That's interesting. Just for reference, how were you studying tactics? I know chess.com is timed, and some other sites aren't. Some people use books and may go fast or slow themselves. Or like de la mesa do a few over and over for a long time.
I had a stretch where I was spending 15 minutes on each puzzle just for fun... I don't think it helped my tactics because I could only do a few puzzles a day like this, I'm just pointing out some people's habits may be unexpected... so what were your habits?
I posted about this before, but it happened to me again recently.
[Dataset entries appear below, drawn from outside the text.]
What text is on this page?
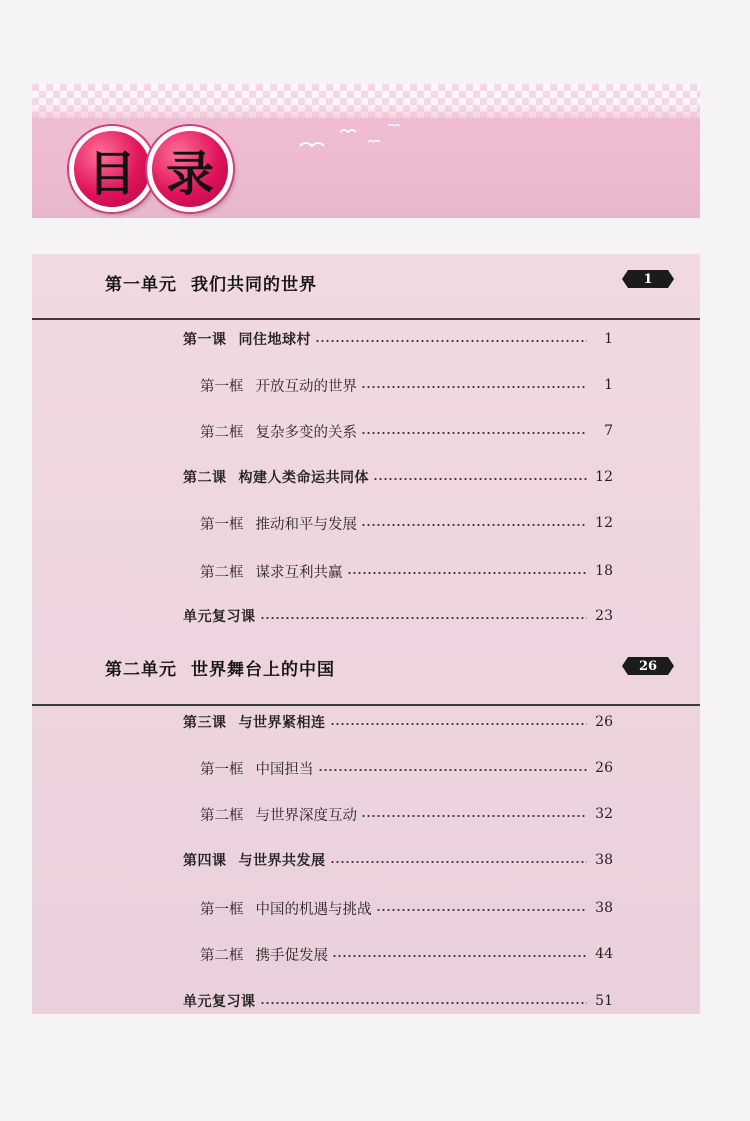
目 录
第一单元 我们共同的世界	1
第一课 同住地球村	1
第一框 开放互动的世界	1
第二框 复杂多变的关系	7
第二课 构建人类命运共同体	12
第一框 推动和平与发展	12
第二框 谋求互利共赢	18
单元复习课	23
第二单元 世界舞台上的中国	26
第三课 与世界紧相连	26
第一框 中国担当	26
第二框 与世界深度互动	32
第四课 与世界共发展	38
第一框 中国的机遇与挑战	38
第二框 携手促发展	44
单元复习课	51
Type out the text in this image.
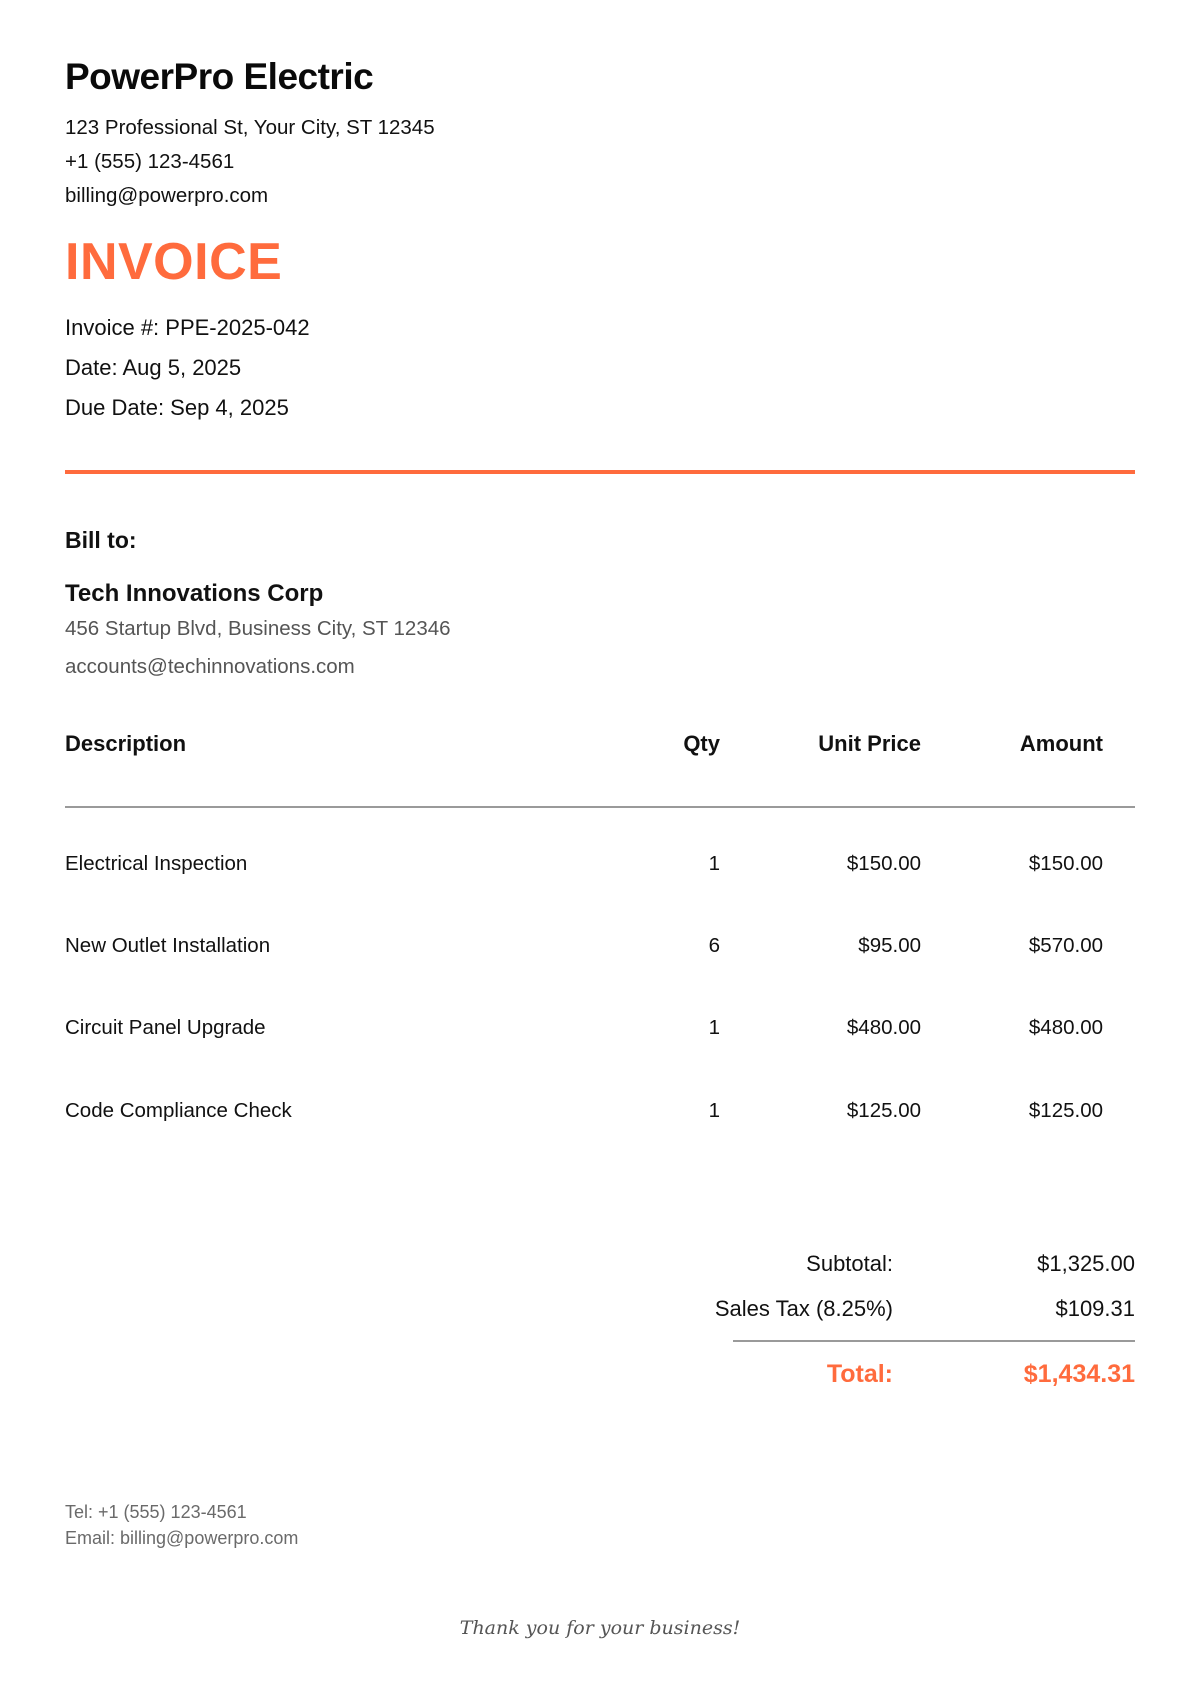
PowerPro Electric
123 Professional St, Your City, ST 12345
+1 (555) 123-4561
billing@powerpro.com
INVOICE
Invoice #: PPE-2025-042
Date: Aug 5, 2025
Due Date: Sep 4, 2025
Bill to:
Tech Innovations Corp
456 Startup Blvd, Business City, ST 12346
accounts@techinnovations.com
Description	Qty	Unit Price	Amount
Electrical Inspection	1	$150.00	$150.00
New Outlet Installation	6	$95.00	$570.00
Circuit Panel Upgrade	1	$480.00	$480.00
Code Compliance Check	1	$125.00	$125.00
Subtotal:	$1,325.00
Sales Tax (8.25%)	$109.31
Total:	$1,434.31
Tel: +1 (555) 123-4561
Email: billing@powerpro.com
Thank you for your business!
I'm only 1250-1350 rated on 5-min blitz here (that's all I have time to play here), but have fluctuated from as low as 1150 to 1470 in the past several months.
My best play (1400+ range) was when I was not dedicating time to studying pure tactical problems, but was spending my time going over openings, and games from the openings from two books I have.
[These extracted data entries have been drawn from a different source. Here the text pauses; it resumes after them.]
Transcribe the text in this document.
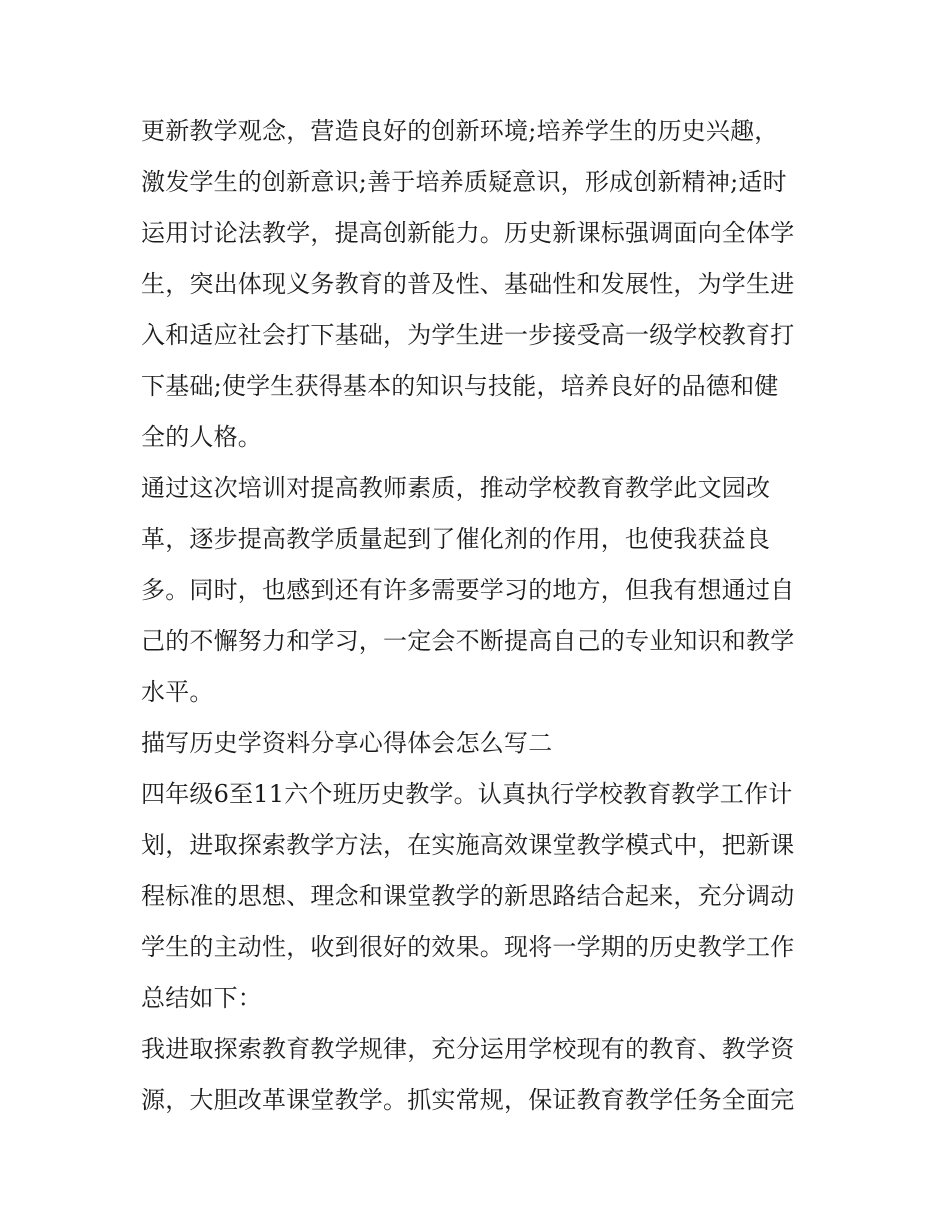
更新教学观念，营造良好的创新环境;培养学生的历史兴趣，
激发学生的创新意识;善于培养质疑意识，形成创新精神;适时
运用讨论法教学，提高创新能力。历史新课标强调面向全体学
生，突出体现义务教育的普及性、基础性和发展性，为学生进
入和适应社会打下基础，为学生进一步接受高一级学校教育打
下基础;使学生获得基本的知识与技能，培养良好的品德和健
全的人格。
通过这次培训对提高教师素质，推动学校教育教学此文园改
革，逐步提高教学质量起到了催化剂的作用，也使我获益良
多。同时，也感到还有许多需要学习的地方，但我有想通过自
己的不懈努力和学习，一定会不断提高自己的专业知识和教学
水平。
描写历史学资料分享心得体会怎么写二
四年级6至11六个班历史教学。认真执行学校教育教学工作计
划，进取探索教学方法，在实施高效课堂教学模式中，把新课
程标准的思想、理念和课堂教学的新思路结合起来，充分调动
学生的主动性，收到很好的效果。现将一学期的历史教学工作
总结如下：
我进取探索教育教学规律，充分运用学校现有的教育、教学资
源，大胆改革课堂教学。抓实常规，保证教育教学任务全面完
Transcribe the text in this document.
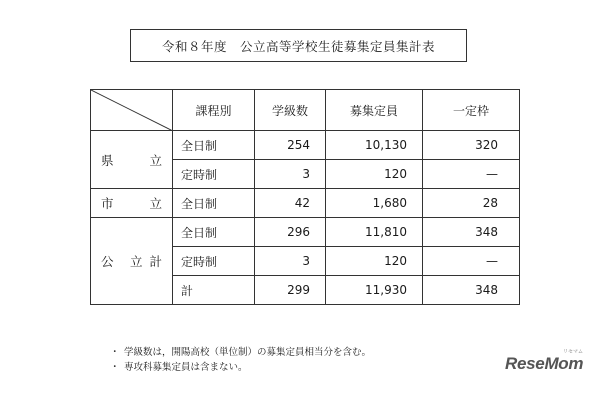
令和８年度　公立高等学校生徒募集定員集計表
	課程別	学級数	募集定員	一定枠

県 立	全日制	254	10,130	320
	定時制	3	120	—

市 立	全日制	42	1,680	28

公 立 計	全日制	296	11,810	348
	定時制	3	120	—
	計	299	11,930	348
・ 学級数は，開陽高校（単位制）の募集定員相当分を含む。
・ 専攻科募集定員は含まない。
リセマム
ReseMom
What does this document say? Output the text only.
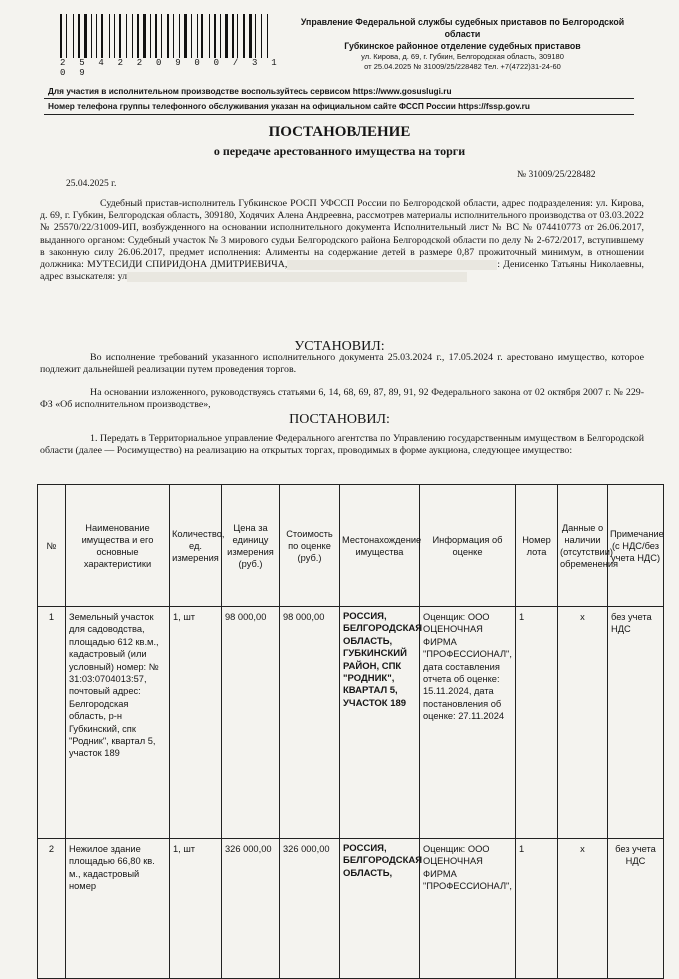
2 5 4 2 2 0 9 0 0 / 3 1 0 9
Управление Федеральной службы судебных приставов по Белгородской
области
Губкинское районное отделение судебных приставов
ул. Кирова, д. 69, г. Губкин, Белгородская область, 309180
от 25.04.2025 № 31009/25/228482 Тел. +7(4722)31-24-60
Для участия в исполнительном производстве воспользуйтесь сервисом https://www.gosuslugi.ru
Номер телефона группы телефонного обслуживания указан на официальном сайте ФССП России https://fssp.gov.ru
ПОСТАНОВЛЕНИЕ
о передаче арестованного имущества на торги
25.04.2025 г.
№ 31009/25/228482
Судебный пристав-исполнитель Губкинское РОСП УФССП России по Белгородской области, адрес подразделения: ул. Кирова, д. 69, г. Губкин, Белгородская область, 309180, Ходячих Алена Андреевна, рассмотрев материалы исполнительного производства от 03.03.2022 № 25570/22/31009-ИП, возбужденного на основании исполнительного документа Исполнительный лист № ВС № 074410773 от 26.06.2017, выданного органом: Судебный участок № 3 мирового судьи Белгородского района Белгородской области по делу № 2-672/2017, вступившему в законную силу 26.06.2017, предмет исполнения: Алименты на содержание детей в размере 0,87 прожиточный минимум, в отношении должника: МУТЕСИДИ СПИРИДОНА ДМИТРИЕВИЧА,	: Денисенко Татьяны Николаевны, адрес взыскателя: ул
УСТАНОВИЛ:
Во исполнение требований указанного исполнительного документа 25.03.2024 г., 17.05.2024 г. арестовано имущество, которое подлежит дальнейшей реализации путем проведения торгов.
На основании изложенного, руководствуясь статьями 6, 14, 68, 69, 87, 89, 91, 92 Федерального закона от 02 октября 2007 г. № 229-ФЗ «Об исполнительном производстве»,
ПОСТАНОВИЛ:
1. Передать в Территориальное управление Федерального агентства по Управлению государственным имуществом в Белгородской области (далее — Росимущество) на реализацию на открытых торгах, проводимых в форме аукциона, следующее имущество:
№	Наименование имущества и его основные характеристики	Количество, ед. измерения	Цена за единицу измерения (руб.)	Стоимость по оценке (руб.)	Местонахождение имущества	Информация об оценке	Номер лота	Данные о наличии (отсутствии) обременения	Примечание (с НДС/без учета НДС)
1	Земельный участок для садоводства, площадью 612 кв.м., кадастровый (или условный) номер: № 31:03:0704013:57, почтовый адрес: Белгородская область, р-н Губкинский, спк "Родник", квартал 5, участок 189	1, шт	98 000,00	98 000,00	РОССИЯ, БЕЛГОРОДСКАЯ ОБЛАСТЬ, ГУБКИНСКИЙ РАЙОН, СПК "РОДНИК", КВАРТАЛ 5, УЧАСТОК 189	Оценщик: ООО ОЦЕНОЧНАЯ ФИРМА "ПРОФЕССИОНАЛ", дата составления отчета об оценке: 15.11.2024, дата постановления об оценке: 27.11.2024	1	х	без учета НДС
2	Нежилое здание площадью 66,80 кв. м., кадастровый номер	1, шт	326 000,00	326 000,00	РОССИЯ, БЕЛГОРОДСКАЯ ОБЛАСТЬ,	Оценщик: ООО ОЦЕНОЧНАЯ ФИРМА "ПРОФЕССИОНАЛ",	1	х	без учета НДС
After getting to an all-time high of 1471, then losing a few games in that range from tactics, I decided to go back to pure tactics for awhile given my limited time to play/study chess (about 40mins/day now) and did that for a few weeks.
When I returned, wow, I was bank in the dumps. Lost gobs of games in a row, and 1200-rated players were beating all over me. I'd get the occasional nice tactical killing win, but most of my games were lost strategically early on, and my rating showed it. I kept studying tactics, thinking it was just a bad stretch, but wow, things got worse and worse. I literally went from 1470 to <1200 in a matter of less than a month, and this was a lot of games, not like just one or two unlucky stretches.
I got a bit depressed over it, but fortunately I remembered how FEW tactics problems I did was playing at 1400 level. I changed my study strategy and started reviewing and trying to memorize full games from Dan Heisman's "Amateur Game Book" which seems about my level, with good annotations.
Things are fortunately slowly starting to turn around. It's no breakthrough by any means, but for sure, I'm playing a lot better than I was at the lo-1200 range. At the least, I'm not 'stuck' at the lo-1200s anymore, which I was when I was all tactics studying pretty recently.
I will add that in studying my games like I am now, I go through quite a few tactical lines in the annotations, so I do get significant tactics review during the games. But it is balanced with the strategy and setups required to get/recognize the tactics.
I'm not saying tactics study is necessarily bad, but I do think that studying tactics at the cost of everything else (de la maza style) can actually be harmful to your chess. At least, it clearly is for mine.
And for what it's worth, my tactics rating on another site went UP to its highest level (1950) when I was at my recent low of 1230 here, so all that tactical know how did NOT translate to wins. In contrast, I was only 1720 on their tactics when I was rated 1471 here, so I clearly wasn't relying mostly on tactics to win games when I things were working. I definitely have to say that at least for me, pure tactics problems training has been the lowest bang-for buck returns I've spent on studying chess, despite what everyone keeps saying about it. Hard for me to admit that, since I was one of those 'all-tactics' study guys, but it's the truth based upon my win/loss results, even in 5-min blitz games where tactics are even more important.
Just some food for thought for you players who seem to be stuck in the low 1200s but are doing a lot of tactics that doesn't seem to help your rating.